The conversation on public transportation in the metro area started earlier this year, with Cedar Rapids initially planning to raise the cost of its agreement with Marion by more than $100,000 to about $535,000 annually. With the after-hours service added, the total cost would have been $567,205 for Marion.
Later, after figuring out its state and federal transportation funding, Cedar Rapids revised Marion’s cost to $431,000 for the next fiscal year.
The cost of the new preferred option is less -- $402,095. Adding micro transit, which includes $150,000 for the annual capital replacement cost of a bus, would raise the total cost to $961,775.
Impact on taxes
Going with any of the options would require an increase in the city’s current transit levy of 28 cents per $1,000 taxable valuation.
For the preferred staff option, the levy increase would be the smallest of the three options -- at 21 cents per $1,000 taxable valuation -- to bring the levy to 49 cents. That would add about $26 to the property tax bill for a home assessed at $200,000.
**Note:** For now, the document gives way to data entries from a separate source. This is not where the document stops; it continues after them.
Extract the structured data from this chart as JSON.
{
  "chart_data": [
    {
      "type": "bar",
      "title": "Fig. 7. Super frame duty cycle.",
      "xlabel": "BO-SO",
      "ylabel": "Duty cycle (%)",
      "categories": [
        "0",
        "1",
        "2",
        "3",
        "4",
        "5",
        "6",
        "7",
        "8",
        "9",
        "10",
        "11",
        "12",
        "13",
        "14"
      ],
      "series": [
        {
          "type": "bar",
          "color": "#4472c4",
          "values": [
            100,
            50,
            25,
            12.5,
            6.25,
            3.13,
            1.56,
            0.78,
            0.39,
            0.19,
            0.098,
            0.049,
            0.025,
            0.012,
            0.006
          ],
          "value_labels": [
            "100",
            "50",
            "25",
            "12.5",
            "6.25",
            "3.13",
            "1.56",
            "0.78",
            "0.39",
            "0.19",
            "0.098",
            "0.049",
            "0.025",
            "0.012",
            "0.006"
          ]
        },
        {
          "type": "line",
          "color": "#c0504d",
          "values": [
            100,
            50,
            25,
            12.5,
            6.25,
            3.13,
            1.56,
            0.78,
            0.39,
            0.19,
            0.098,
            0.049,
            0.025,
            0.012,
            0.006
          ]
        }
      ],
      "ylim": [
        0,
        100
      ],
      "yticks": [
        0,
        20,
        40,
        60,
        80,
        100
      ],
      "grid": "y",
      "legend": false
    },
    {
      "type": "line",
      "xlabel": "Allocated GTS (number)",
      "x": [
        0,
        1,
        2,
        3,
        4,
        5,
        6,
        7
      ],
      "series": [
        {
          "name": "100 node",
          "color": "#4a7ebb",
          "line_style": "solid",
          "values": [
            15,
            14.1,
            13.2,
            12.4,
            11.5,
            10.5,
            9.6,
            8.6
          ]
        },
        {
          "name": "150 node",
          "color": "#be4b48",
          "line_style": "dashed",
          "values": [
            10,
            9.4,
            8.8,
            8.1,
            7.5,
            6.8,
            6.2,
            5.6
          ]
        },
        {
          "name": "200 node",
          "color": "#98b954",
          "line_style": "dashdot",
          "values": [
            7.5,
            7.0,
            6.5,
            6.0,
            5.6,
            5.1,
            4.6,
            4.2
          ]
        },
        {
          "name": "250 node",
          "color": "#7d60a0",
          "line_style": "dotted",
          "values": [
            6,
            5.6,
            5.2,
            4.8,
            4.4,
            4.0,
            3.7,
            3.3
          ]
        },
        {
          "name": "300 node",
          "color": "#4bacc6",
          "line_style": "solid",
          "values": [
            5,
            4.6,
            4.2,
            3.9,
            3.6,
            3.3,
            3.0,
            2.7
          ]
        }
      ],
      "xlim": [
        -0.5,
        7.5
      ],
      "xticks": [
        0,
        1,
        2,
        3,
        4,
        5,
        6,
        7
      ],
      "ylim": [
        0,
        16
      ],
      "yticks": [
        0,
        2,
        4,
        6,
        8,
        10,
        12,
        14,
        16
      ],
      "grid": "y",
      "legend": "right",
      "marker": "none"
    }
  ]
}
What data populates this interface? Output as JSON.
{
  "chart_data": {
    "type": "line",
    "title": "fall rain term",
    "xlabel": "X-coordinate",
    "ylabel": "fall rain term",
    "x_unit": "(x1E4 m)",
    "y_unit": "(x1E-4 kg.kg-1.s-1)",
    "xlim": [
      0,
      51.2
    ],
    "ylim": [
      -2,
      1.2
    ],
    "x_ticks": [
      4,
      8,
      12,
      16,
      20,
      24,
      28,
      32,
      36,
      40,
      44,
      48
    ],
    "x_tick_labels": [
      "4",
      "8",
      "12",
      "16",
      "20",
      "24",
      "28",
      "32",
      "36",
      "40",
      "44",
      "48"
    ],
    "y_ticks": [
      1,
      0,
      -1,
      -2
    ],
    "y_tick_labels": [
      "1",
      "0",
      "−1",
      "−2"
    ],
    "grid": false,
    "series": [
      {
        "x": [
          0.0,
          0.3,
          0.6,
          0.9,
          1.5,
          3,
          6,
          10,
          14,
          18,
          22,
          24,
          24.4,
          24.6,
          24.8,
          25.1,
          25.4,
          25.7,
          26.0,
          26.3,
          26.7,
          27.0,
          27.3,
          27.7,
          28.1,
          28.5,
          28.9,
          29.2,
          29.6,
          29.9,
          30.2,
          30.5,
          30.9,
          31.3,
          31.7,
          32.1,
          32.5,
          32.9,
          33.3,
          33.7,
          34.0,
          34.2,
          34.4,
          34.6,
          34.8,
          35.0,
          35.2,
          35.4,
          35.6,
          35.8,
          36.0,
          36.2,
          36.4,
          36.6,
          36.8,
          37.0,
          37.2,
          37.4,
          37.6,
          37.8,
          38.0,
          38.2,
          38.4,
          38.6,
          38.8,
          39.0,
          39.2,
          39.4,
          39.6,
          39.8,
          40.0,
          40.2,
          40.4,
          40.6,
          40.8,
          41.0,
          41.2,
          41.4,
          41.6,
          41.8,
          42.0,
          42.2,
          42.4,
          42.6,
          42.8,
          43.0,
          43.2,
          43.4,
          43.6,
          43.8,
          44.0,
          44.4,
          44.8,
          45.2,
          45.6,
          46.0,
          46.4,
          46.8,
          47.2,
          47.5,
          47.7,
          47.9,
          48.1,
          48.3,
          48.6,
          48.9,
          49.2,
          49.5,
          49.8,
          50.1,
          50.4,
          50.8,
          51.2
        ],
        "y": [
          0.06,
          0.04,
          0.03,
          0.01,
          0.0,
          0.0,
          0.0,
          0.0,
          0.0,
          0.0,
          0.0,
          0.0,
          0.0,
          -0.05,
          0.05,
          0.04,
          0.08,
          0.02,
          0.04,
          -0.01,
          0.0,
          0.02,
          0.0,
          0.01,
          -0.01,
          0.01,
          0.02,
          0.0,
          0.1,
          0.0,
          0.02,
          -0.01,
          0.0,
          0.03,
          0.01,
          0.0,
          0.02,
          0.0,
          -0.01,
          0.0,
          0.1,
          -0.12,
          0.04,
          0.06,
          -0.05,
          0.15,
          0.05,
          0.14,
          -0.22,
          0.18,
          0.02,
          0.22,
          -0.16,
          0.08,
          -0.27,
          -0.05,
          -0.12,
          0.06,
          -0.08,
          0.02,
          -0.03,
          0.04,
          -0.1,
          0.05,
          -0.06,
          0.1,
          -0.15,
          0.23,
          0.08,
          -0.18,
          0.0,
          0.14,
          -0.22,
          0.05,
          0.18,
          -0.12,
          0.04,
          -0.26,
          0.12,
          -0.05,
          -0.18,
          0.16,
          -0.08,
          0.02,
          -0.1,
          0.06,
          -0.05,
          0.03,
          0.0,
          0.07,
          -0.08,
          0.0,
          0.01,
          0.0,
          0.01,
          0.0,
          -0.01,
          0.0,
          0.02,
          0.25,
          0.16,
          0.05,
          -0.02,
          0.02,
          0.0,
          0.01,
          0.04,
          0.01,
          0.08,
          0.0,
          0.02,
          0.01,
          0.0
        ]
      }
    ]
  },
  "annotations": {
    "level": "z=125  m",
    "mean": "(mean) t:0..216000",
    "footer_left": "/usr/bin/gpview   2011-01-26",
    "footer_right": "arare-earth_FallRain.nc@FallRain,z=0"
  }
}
It costs $1 for an adult to ride a Cedar Rapids Transit bus. The ride is free for senior citizens, those on Medicare, passengers with disabilities and for passengers with low incomes. A ride costs $2 on a Horizons micro-bus, but the goal is to pair the two systems so nobody has to pay two fees for one trip.
“Until we have direction from council, we don’t exactly know how that will work,” Billings said. “The thought would be that it all equals out in the end, and there’s a seamless transition.”